The debtor, Vermont Investment Limited Partnership, owns the Global Building, a twelve-story office building located at 1025 Vermont Avenue, N.W. in this district. The debtor filed its petition under chapter 11 of the Bankruptcy Code on March 18, 1991. The building is worth $19.1 million today and there is no evidence the value was more or less on the petition date. Homefed Bank, F.S.B. holds two notes, Note A and Note B, secured by a deed of trust against the debtor's building. The bank seeks relief from the automatic stay in order to commence foreclosure proceedings, urging that there is a lack of adequate protection (11 U.S.C. § 362(d)(1)) and that there is no equity in the property and the property is not necessary for an effective reorganization (§ 362(d)(2)).

The bank also holds an assignment of rents as security. By reason of a cash collateral order approved by the court on April 23, 1991, the assignment of rents has been treated as a perfected security interest in rents throughout this case.[1] The debtor was authorized to use the rents for operating expenses and was required each month to remit the balance to the bank for application to the indebtedness evidenced by the two promissory notes "in conformity with the terms thereof," except that the bank was to use such funds to pay any real estate taxes owed by the debtor that were to come due post-petition. Such sums paid for real estate taxes were to be secured by the bank's deed of trust. The order was not to constitute a finding with respect to *573 "adequate protection" as defined in 11 U.S.C. § 361.

The bank and other lienors were owed the following sums on the petition date:

Tax liens
    1991 real estate             $   470,692.82
    1990 space rental            $    14,697.35
Bank's first deed of trust
    Principal                    $18,828,820.16[2]
    Interest                     $   559,537.16
Second deed of trust             $   900,000.00
                                 ______________
                                 $20,773,767.75

The second deed of trust is held by insiders but has not been waived.

Since the filing of the case, the debtor has paid rents totalling $1,445,690.18 to the bank. The bank applied the payments first to the $559,537.16 in pre-petition interest; the $670,763 balance it has held for application to post-petition interest and taxes pursuant to the term's of the court's cash collateral order. The amount of taxes already paid is $215,390.14 for the first half of the tax year ending June 30, 1992. That $215,390.14 tax claim was not a lien claim when the case was filed, but pursuant to the terms of the cash collateral order the bank has an increased lien for this advance.

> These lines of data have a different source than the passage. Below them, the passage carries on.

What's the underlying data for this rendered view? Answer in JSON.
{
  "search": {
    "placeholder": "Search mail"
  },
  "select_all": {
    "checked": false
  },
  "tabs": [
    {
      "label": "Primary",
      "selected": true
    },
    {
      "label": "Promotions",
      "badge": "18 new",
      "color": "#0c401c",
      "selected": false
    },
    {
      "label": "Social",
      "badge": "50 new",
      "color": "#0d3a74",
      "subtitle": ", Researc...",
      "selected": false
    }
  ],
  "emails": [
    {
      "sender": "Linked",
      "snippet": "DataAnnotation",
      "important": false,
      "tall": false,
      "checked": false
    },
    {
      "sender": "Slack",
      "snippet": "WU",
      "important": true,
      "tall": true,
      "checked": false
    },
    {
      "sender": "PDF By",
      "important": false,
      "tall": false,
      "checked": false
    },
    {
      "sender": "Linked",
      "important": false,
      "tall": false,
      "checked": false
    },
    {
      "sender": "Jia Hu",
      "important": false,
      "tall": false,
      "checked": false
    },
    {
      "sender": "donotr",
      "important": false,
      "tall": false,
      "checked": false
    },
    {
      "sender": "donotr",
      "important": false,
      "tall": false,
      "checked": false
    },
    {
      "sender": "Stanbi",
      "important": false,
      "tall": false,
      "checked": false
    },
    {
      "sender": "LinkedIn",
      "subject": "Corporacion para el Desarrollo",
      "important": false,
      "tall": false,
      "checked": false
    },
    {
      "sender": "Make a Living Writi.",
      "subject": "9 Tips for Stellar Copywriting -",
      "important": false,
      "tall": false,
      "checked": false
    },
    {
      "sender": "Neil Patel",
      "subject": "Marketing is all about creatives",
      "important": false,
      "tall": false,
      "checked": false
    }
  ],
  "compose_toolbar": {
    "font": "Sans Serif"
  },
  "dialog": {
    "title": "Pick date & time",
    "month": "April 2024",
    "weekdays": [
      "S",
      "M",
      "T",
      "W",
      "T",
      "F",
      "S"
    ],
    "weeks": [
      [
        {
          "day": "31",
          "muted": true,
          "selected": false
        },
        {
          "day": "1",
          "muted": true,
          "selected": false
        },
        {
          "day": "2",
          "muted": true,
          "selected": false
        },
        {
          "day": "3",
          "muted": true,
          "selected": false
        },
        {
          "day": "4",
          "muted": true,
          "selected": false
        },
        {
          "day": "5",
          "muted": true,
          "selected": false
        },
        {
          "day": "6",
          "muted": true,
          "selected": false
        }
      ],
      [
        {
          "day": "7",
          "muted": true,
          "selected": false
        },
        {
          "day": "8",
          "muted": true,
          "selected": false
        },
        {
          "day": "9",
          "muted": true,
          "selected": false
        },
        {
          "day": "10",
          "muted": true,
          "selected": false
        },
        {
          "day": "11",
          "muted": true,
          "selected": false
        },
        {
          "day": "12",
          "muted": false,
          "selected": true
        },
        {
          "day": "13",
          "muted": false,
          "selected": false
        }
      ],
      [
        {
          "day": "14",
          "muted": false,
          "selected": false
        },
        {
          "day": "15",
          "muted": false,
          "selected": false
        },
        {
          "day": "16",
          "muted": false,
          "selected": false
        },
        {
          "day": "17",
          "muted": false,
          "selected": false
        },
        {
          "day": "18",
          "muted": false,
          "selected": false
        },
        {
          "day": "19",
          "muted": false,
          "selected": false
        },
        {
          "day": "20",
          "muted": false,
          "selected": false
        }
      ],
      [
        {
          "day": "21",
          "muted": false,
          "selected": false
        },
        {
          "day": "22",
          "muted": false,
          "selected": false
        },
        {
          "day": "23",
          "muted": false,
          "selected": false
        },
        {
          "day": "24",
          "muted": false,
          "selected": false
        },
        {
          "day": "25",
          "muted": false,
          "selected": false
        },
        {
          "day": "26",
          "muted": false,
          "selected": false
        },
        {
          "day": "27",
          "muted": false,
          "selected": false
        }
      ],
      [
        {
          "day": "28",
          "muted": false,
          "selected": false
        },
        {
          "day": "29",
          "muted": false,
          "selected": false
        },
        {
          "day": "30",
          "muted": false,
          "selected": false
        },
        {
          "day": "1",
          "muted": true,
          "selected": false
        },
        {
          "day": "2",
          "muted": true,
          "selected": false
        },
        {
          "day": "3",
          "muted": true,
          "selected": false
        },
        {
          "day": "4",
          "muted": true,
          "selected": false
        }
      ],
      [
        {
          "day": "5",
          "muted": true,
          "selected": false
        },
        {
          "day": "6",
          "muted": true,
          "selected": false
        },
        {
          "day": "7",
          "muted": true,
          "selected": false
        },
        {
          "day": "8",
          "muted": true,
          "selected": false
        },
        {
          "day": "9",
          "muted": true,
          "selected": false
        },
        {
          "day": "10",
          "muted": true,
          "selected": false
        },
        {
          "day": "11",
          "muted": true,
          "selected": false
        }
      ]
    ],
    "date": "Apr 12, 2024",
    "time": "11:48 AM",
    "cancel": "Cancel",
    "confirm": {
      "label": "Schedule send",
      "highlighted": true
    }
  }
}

The bank will shortly have to pay the second half of 1992 in a like amount and that too will be a lien.

The bank's notes have accrued both deferred interest (added to principal) and regular interest since the petition date. Interest has accrued in at least the amount of $1,945,686.58.

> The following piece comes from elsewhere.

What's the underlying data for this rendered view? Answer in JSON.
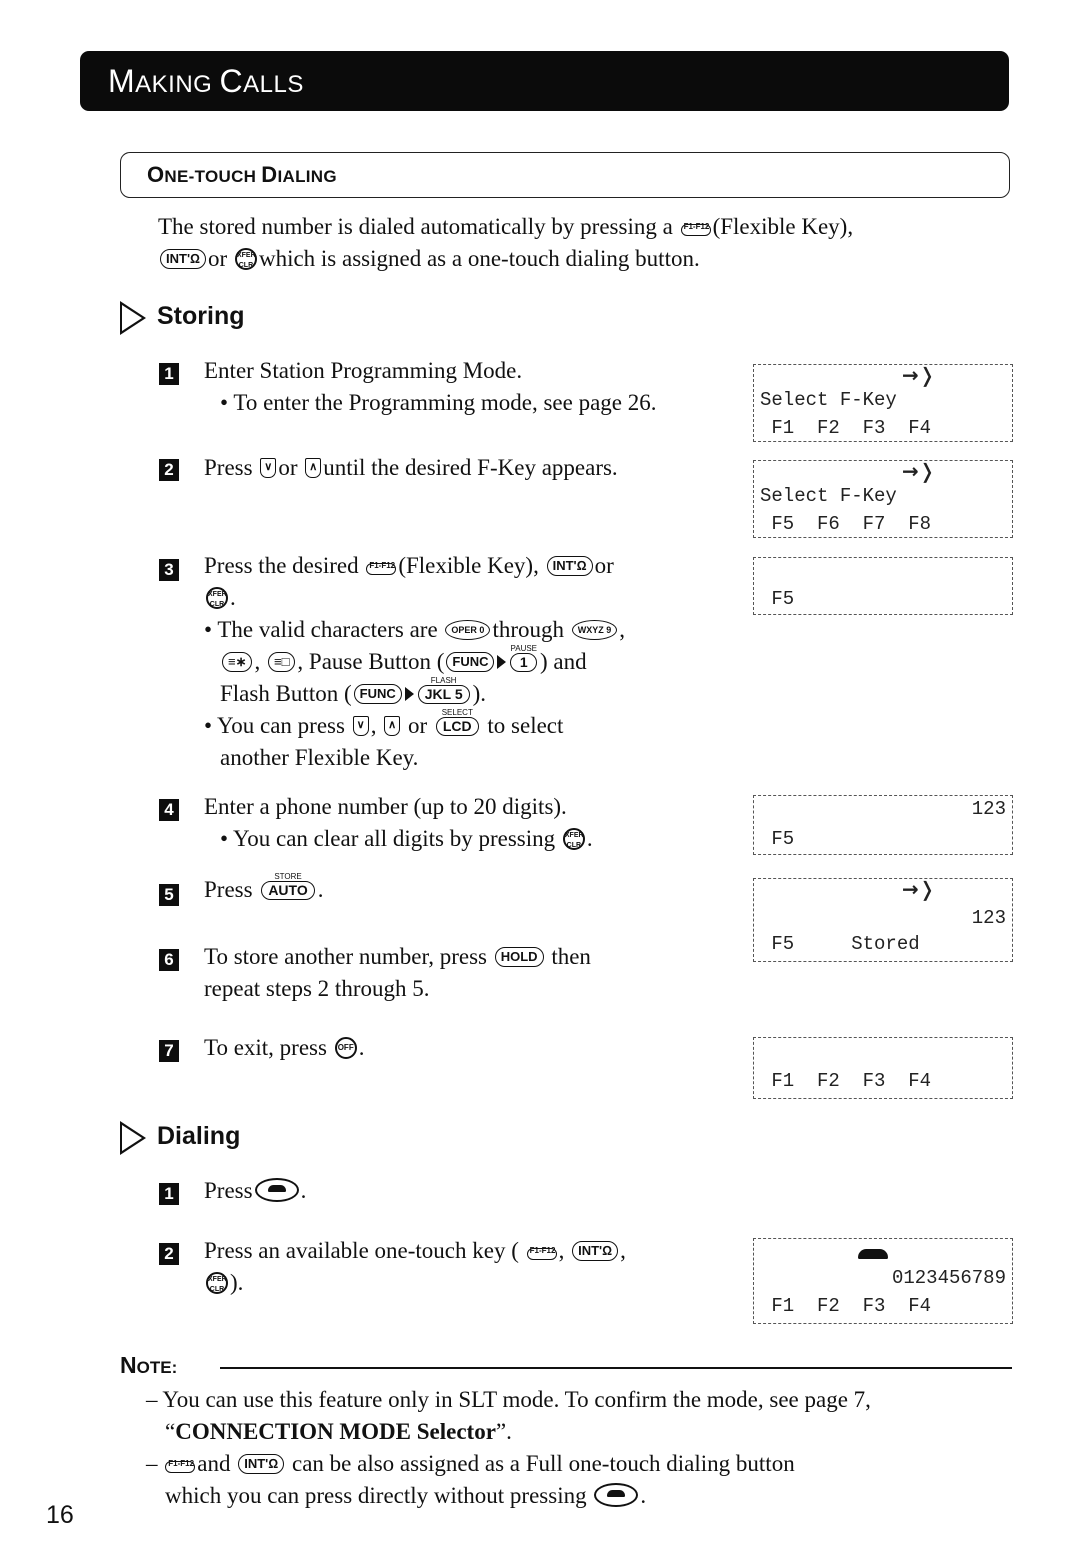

The bank's lien claim thus stands at $18,828,820 in prepetition principal plus $215,390.14 for taxes paid plus at least $1,945,686.58 in post-petition interest accruals. Those interest accruals far exceed the $670,763 in remaining rents paid to the bank.[3] The balance owed the bank is well in excess of the $19.1 million value of the building.

Discussion

The debtor urges that the $1,445,690 had to be applied to the principal of the bank's allowed secured claim against the building. This would result in an equity cushion for the bank of $1,445,690 (less any accruals on the senior tax liens) which the debtor urges would more than adequately protect the bank against the accruals of interest and penalties on the senior real estate tax liens, thus barring relief under 11 U.S.C. § 362(d)(1). The same reduced bank lien, the debtor urges, requires denial of relief under § 362(d)(2) both because (§ 362(d)(2)(A)) the debtor has equity and because (§ 362(d)(2)(B)) the debtor could reorganize: its income stream, it argues, would enable it to service tax liens and a bank lien reduced by $1,445,690 until the property can be sold.

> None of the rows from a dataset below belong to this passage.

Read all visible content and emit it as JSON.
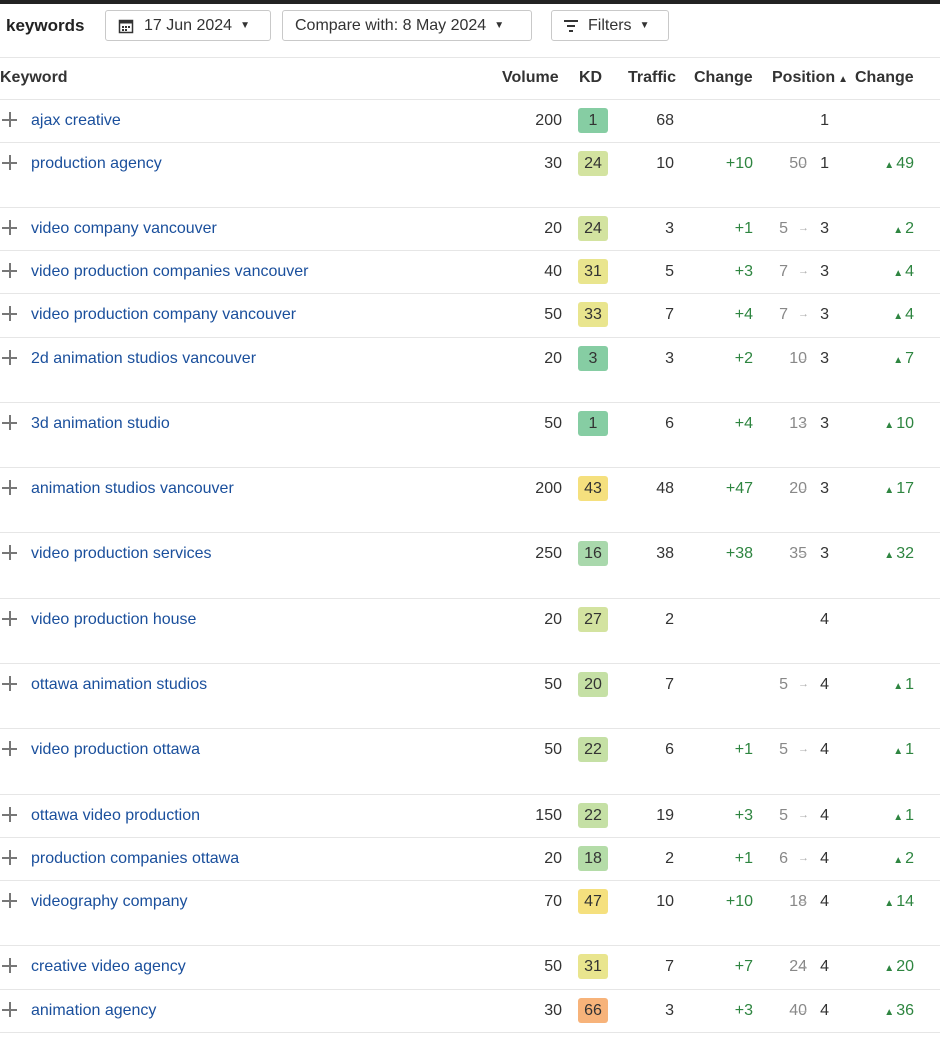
{
  "toolbar": {
    "title": "keywords",
    "date_label": "17 Jun 2024",
    "compare_label": "Compare with: 8 May 2024",
    "filters_label": "Filters"
  },
  "columns": {
    "keyword": "Keyword",
    "volume": "Volume",
    "kd": "KD",
    "traffic": "Traffic",
    "traffic_change": "Change",
    "position": "Position",
    "position_change": "Change"
  },
  "colors": {
    "kd_green": "#86cda3",
    "kd_lightgreen": "#c5e0a5",
    "kd_olive": "#d3e3a0",
    "kd_yellow": "#f5e07e",
    "kd_orange": "#f7b37a",
    "positive": "#2e8540",
    "link": "#1a4f9c"
  },
  "rows": [
    {
      "keyword": "ajax creative",
      "volume": "200",
      "kd": "1",
      "kd_color": "#86cda3",
      "traffic": "68",
      "traffic_change": "",
      "pos_from": "",
      "pos_to": "1",
      "pos_change": ""
    },
    {
      "keyword": "production agency",
      "volume": "30",
      "kd": "24",
      "kd_color": "#d3e3a0",
      "traffic": "10",
      "traffic_change": "+10",
      "pos_from": "50",
      "pos_to": "1",
      "pos_change": "49"
    },
    {
      "keyword": "video company vancouver",
      "volume": "20",
      "kd": "24",
      "kd_color": "#d3e3a0",
      "traffic": "3",
      "traffic_change": "+1",
      "pos_from": "5",
      "pos_to": "3",
      "pos_change": "2"
    },
    {
      "keyword": "video production companies vancouver",
      "volume": "40",
      "kd": "31",
      "kd_color": "#e9e58e",
      "traffic": "5",
      "traffic_change": "+3",
      "pos_from": "7",
      "pos_to": "3",
      "pos_change": "4"
    },
    {
      "keyword": "video production company vancouver",
      "volume": "50",
      "kd": "33",
      "kd_color": "#e9e58e",
      "traffic": "7",
      "traffic_change": "+4",
      "pos_from": "7",
      "pos_to": "3",
      "pos_change": "4"
    },
    {
      "keyword": "2d animation studios vancouver",
      "volume": "20",
      "kd": "3",
      "kd_color": "#86cda3",
      "traffic": "3",
      "traffic_change": "+2",
      "pos_from": "10",
      "pos_to": "3",
      "pos_change": "7"
    },
    {
      "keyword": "3d animation studio",
      "volume": "50",
      "kd": "1",
      "kd_color": "#86cda3",
      "traffic": "6",
      "traffic_change": "+4",
      "pos_from": "13",
      "pos_to": "3",
      "pos_change": "10"
    },
    {
      "keyword": "animation studios vancouver",
      "volume": "200",
      "kd": "43",
      "kd_color": "#f5e07e",
      "traffic": "48",
      "traffic_change": "+47",
      "pos_from": "20",
      "pos_to": "3",
      "pos_change": "17"
    },
    {
      "keyword": "video production services",
      "volume": "250",
      "kd": "16",
      "kd_color": "#a9d8ac",
      "traffic": "38",
      "traffic_change": "+38",
      "pos_from": "35",
      "pos_to": "3",
      "pos_change": "32"
    },
    {
      "keyword": "video production house",
      "volume": "20",
      "kd": "27",
      "kd_color": "#d3e3a0",
      "traffic": "2",
      "traffic_change": "",
      "pos_from": "",
      "pos_to": "4",
      "pos_change": ""
    },
    {
      "keyword": "ottawa animation studios",
      "volume": "50",
      "kd": "20",
      "kd_color": "#c5e0a5",
      "traffic": "7",
      "traffic_change": "",
      "pos_from": "5",
      "pos_to": "4",
      "pos_change": "1"
    },
    {
      "keyword": "video production ottawa",
      "volume": "50",
      "kd": "22",
      "kd_color": "#c5e0a5",
      "traffic": "6",
      "traffic_change": "+1",
      "pos_from": "5",
      "pos_to": "4",
      "pos_change": "1"
    },
    {
      "keyword": "ottawa video production",
      "volume": "150",
      "kd": "22",
      "kd_color": "#c5e0a5",
      "traffic": "19",
      "traffic_change": "+3",
      "pos_from": "5",
      "pos_to": "4",
      "pos_change": "1"
    },
    {
      "keyword": "production companies ottawa",
      "volume": "20",
      "kd": "18",
      "kd_color": "#b4dca8",
      "traffic": "2",
      "traffic_change": "+1",
      "pos_from": "6",
      "pos_to": "4",
      "pos_change": "2"
    },
    {
      "keyword": "videography company",
      "volume": "70",
      "kd": "47",
      "kd_color": "#f5e07e",
      "traffic": "10",
      "traffic_change": "+10",
      "pos_from": "18",
      "pos_to": "4",
      "pos_change": "14"
    },
    {
      "keyword": "creative video agency",
      "volume": "50",
      "kd": "31",
      "kd_color": "#e9e58e",
      "traffic": "7",
      "traffic_change": "+7",
      "pos_from": "24",
      "pos_to": "4",
      "pos_change": "20"
    },
    {
      "keyword": "animation agency",
      "volume": "30",
      "kd": "66",
      "kd_color": "#f7b37a",
      "traffic": "3",
      "traffic_change": "+3",
      "pos_from": "40",
      "pos_to": "4",
      "pos_change": "36"
    }
  ]
}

The debtor's argument fails to recognize that rents are collateral distinct from the underlying real estate and that post-petition interest accruals may be collected from such rent collateral by virtue of 11 U.S.C. § 552(b). Because the rents received by the bank provided additional collateral, the rents—in equal amounts—both increased the bank's allowed secured claim under 11 U.S.C. § 506(b) by virtue of post-petition interest accruals and, by payment, decreased the bank's allowed secured claim. The rent payments never exceeded post-petition interest accruals on the bank's claims. Hence, the bank's allowed secured claim plus senior tax liens continue to equal the value of the debtor's building and there is no equity cushion for the bank's lien.

The debtor relies on decisions such as In re Reddington/Sunarrow Ltd. Partnership, 119 B.R. 809 (Bankr.D. N.M.1990), that have misapplied United Savings Ass'n. v. Timbers of Inwood Forest Associates, Ltd., 484 U.S. 365, 108 S.Ct. 626, 98 L.Ed.2d 740 (1988), and relies on other cases that are distinguishable from this *574 case. Timbers supports the bank, not the debtor.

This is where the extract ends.